Aligning the plans of the university and all the colleges, making them consistent and compatible with one another, will allow the university to move toward the overarching vision of the Academic Plan, Alutto said. “The key principle here is remarkably simple,” he said. “Academic priorities must always drive everything we do.” 2. Doctoral program reviews All of the university’s doctoral programs are currently being reviewed to identify those that deserve “enhanced support” and those that are candidates for “disinvestment.”
“Our doctoral program reviews will be crucial in shaping our reputation in the future and ensuring outstanding contributions to the creation of knowledge,” Alutto said. “And that goal will be supported annually as we continue our cycles of program reviews at department, school, and college levels.” 3. Arts and Sciences Federation review The Arts and Sciences Federation was created in 2003 to give the arts and sciences a greater voice within the university as well as to integrate programs and make them more efficient.

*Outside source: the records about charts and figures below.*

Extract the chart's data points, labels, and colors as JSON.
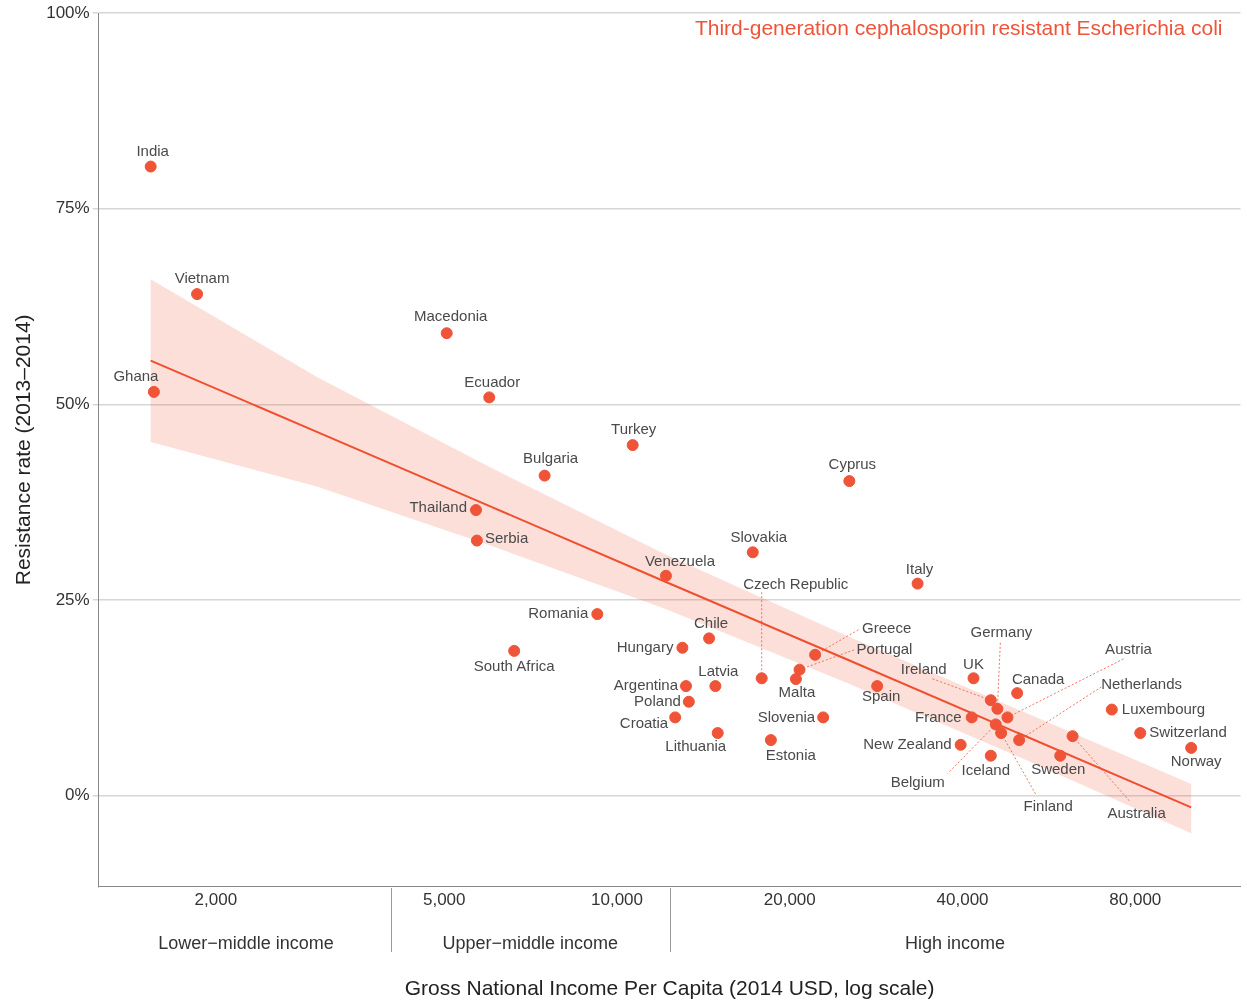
{
  "chart_data": {
    "type": "scatter",
    "title": "Third-generation cephalosporin resistant Escherichia coli",
    "xlabel": "Gross National Income Per Capita (2014 USD, log scale)",
    "ylabel": "Resistance rate (2013–2014)",
    "log": "x",
    "grid": "y",
    "xlim": [
      1250,
      122000
    ],
    "ylim": [
      -11.6,
      100
    ],
    "xticks": [
      {
        "value": 2000,
        "label": "2,000"
      },
      {
        "value": 5000,
        "label": "5,000"
      },
      {
        "value": 10000,
        "label": "10,000"
      },
      {
        "value": 20000,
        "label": "20,000"
      },
      {
        "value": 40000,
        "label": "40,000"
      },
      {
        "value": 80000,
        "label": "80,000"
      }
    ],
    "yticks": [
      {
        "value": 0,
        "label": "0%"
      },
      {
        "value": 25,
        "label": "25%"
      },
      {
        "value": 50,
        "label": "50%"
      },
      {
        "value": 75,
        "label": "75%"
      },
      {
        "value": 100,
        "label": "100%"
      }
    ],
    "series": [
      {
        "color": "#ef5338",
        "marker": "circle",
        "x": [
          1540,
          1855,
          1560,
          5050,
          5990,
          10650,
          7480,
          25400,
          5680,
          5700,
          17240,
          12170,
          33400,
          9240,
          6620,
          14470,
          13000,
          17870,
          22140,
          20800,
          20500,
          13190,
          14840,
          13340,
          12630,
          14980,
          18540,
          22870,
          28400,
          41800,
          49800,
          41500,
          39700,
          44800,
          44800,
          46000,
          47900,
          50200,
          45700,
          46700,
          59200,
          62200,
          72800,
          81600,
          100100
        ],
        "values": [
          80.4,
          64.1,
          51.6,
          59.1,
          50.9,
          44.8,
          40.9,
          40.2,
          36.5,
          32.6,
          31.1,
          28.1,
          27.1,
          23.2,
          18.5,
          20.1,
          18.9,
          15.0,
          18.0,
          16.1,
          14.9,
          14.0,
          14.0,
          12.0,
          10.0,
          8.0,
          7.1,
          10.0,
          14.0,
          15.0,
          13.1,
          10.0,
          6.5,
          5.1,
          12.2,
          11.1,
          10.0,
          7.1,
          9.1,
          8.0,
          5.1,
          7.6,
          11.0,
          8.0,
          6.1
        ]
      },
      {
        "type": "line",
        "color": "#f04e2e",
        "x": [
          1540,
          3000,
          6000,
          12000,
          25000,
          50000,
          100100
        ],
        "values": [
          55.6,
          46.5,
          37.0,
          27.5,
          17.5,
          8.0,
          -1.5
        ],
        "lower": [
          45.2,
          39.5,
          32.0,
          24.0,
          14.5,
          5.0,
          -4.8
        ],
        "upper": [
          66.0,
          53.5,
          42.0,
          31.0,
          20.5,
          11.0,
          1.5
        ]
      }
    ],
    "annotations": [
      {
        "text": "India",
        "x": 1540,
        "y": 80.4
      },
      {
        "text": "Vietnam",
        "x": 1855,
        "y": 64.1
      },
      {
        "text": "Ghana",
        "x": 1560,
        "y": 51.6
      },
      {
        "text": "Macedonia",
        "x": 5050,
        "y": 59.1
      },
      {
        "text": "Ecuador",
        "x": 5990,
        "y": 50.9
      },
      {
        "text": "Turkey",
        "x": 10650,
        "y": 44.8
      },
      {
        "text": "Bulgaria",
        "x": 7480,
        "y": 40.9
      },
      {
        "text": "Cyprus",
        "x": 25400,
        "y": 40.2
      },
      {
        "text": "Thailand",
        "x": 5680,
        "y": 36.5
      },
      {
        "text": "Serbia",
        "x": 5700,
        "y": 32.6
      },
      {
        "text": "Slovakia",
        "x": 17240,
        "y": 31.1
      },
      {
        "text": "Venezuela",
        "x": 12170,
        "y": 28.1
      },
      {
        "text": "Italy",
        "x": 33400,
        "y": 27.1
      },
      {
        "text": "Romania",
        "x": 9240,
        "y": 23.2
      },
      {
        "text": "South Africa",
        "x": 6620,
        "y": 18.5
      },
      {
        "text": "Chile",
        "x": 14470,
        "y": 20.1
      },
      {
        "text": "Hungary",
        "x": 13000,
        "y": 18.9
      },
      {
        "text": "Czech Republic",
        "x": 17870,
        "y": 15.0
      },
      {
        "text": "Greece",
        "x": 22140,
        "y": 18.0
      },
      {
        "text": "Portugal",
        "x": 20800,
        "y": 16.1
      },
      {
        "text": "Malta",
        "x": 20500,
        "y": 14.9
      },
      {
        "text": "Argentina",
        "x": 13190,
        "y": 14.0
      },
      {
        "text": "Latvia",
        "x": 14840,
        "y": 14.0
      },
      {
        "text": "Poland",
        "x": 13340,
        "y": 12.0
      },
      {
        "text": "Croatia",
        "x": 12630,
        "y": 10.0
      },
      {
        "text": "Lithuania",
        "x": 14980,
        "y": 8.0
      },
      {
        "text": "Estonia",
        "x": 18540,
        "y": 7.1
      },
      {
        "text": "Slovenia",
        "x": 22870,
        "y": 10.0
      },
      {
        "text": "Spain",
        "x": 28400,
        "y": 14.0
      },
      {
        "text": "UK",
        "x": 41800,
        "y": 15.0
      },
      {
        "text": "Canada",
        "x": 49800,
        "y": 13.1
      },
      {
        "text": "France",
        "x": 41500,
        "y": 10.0
      },
      {
        "text": "New Zealand",
        "x": 39700,
        "y": 6.5
      },
      {
        "text": "Iceland",
        "x": 44800,
        "y": 5.1
      },
      {
        "text": "Ireland",
        "x": 44800,
        "y": 12.2
      },
      {
        "text": "Germany",
        "x": 46000,
        "y": 11.1
      },
      {
        "text": "Austria",
        "x": 47900,
        "y": 10.0
      },
      {
        "text": "Netherlands",
        "x": 50200,
        "y": 7.1
      },
      {
        "text": "Belgium",
        "x": 45700,
        "y": 9.1
      },
      {
        "text": "Finland",
        "x": 46700,
        "y": 8.0
      },
      {
        "text": "Sweden",
        "x": 59200,
        "y": 5.1
      },
      {
        "text": "Australia",
        "x": 62200,
        "y": 7.6
      },
      {
        "text": "Luxembourg",
        "x": 72800,
        "y": 11.0
      },
      {
        "text": "Switzerland",
        "x": 81600,
        "y": 8.0
      },
      {
        "text": "Norway",
        "x": 100100,
        "y": 6.1
      },
      "Lower−middle income",
      "Upper−middle income",
      "High income"
    ]
  }
}
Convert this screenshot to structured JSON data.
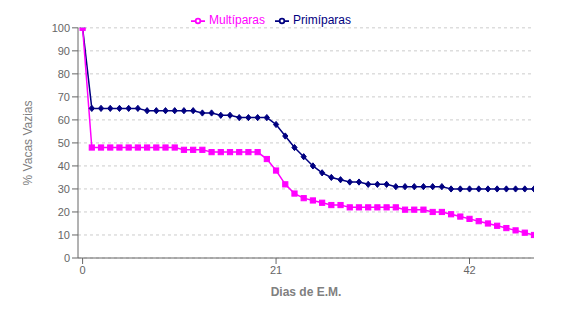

It is that structure that a task force led by vice provosts Martha Garland and Randy Smith is reviewing to determine if those objectives are being met. “I can say that this is clearly one of the most important internal structural assessments we will undertake this year. We must have a strong arts and sciences faculty supporting truly world class programs,” Alutto said. 4. Academic Core North The university is launching a totally new approach to capital planning in the section of campus between High Street and Tuttle Park Place, from Woodruff to 17th Avenue.
Rather than constructing one building at a time in response to the need of a particular college, the Academic Core North calls for a collaborative, integrated approach that will promote interdisciplinary interactions. “It will allow units to retain their identities while integrating them for the good of the whole,” Alutto said. 5. University System of Ohio Calling it “perhaps the most ambitious higher education initiative ever undertaken in our state,” Alutto said the system promises a new era of cooperation among the state’s 13 universities and 23 community and technical colleges. But it also calls on those institutions to differentiate their missions and build distinctive, focused areas of excellence, Alutto said, and the effort needed from OSU, as the flagship campus for the state of Ohio, to coordinate and plan the system is what makes it a priority. He said what ties the priorities together is their focus on the common good, the emphasis on the idea of “one Ohio State University.” “We must prioritize our efforts, organize them strategically, and work collectively to realize that vision,” he said. “Together, and with the leadership of President Gee, we are poised for even greater institutional successes.”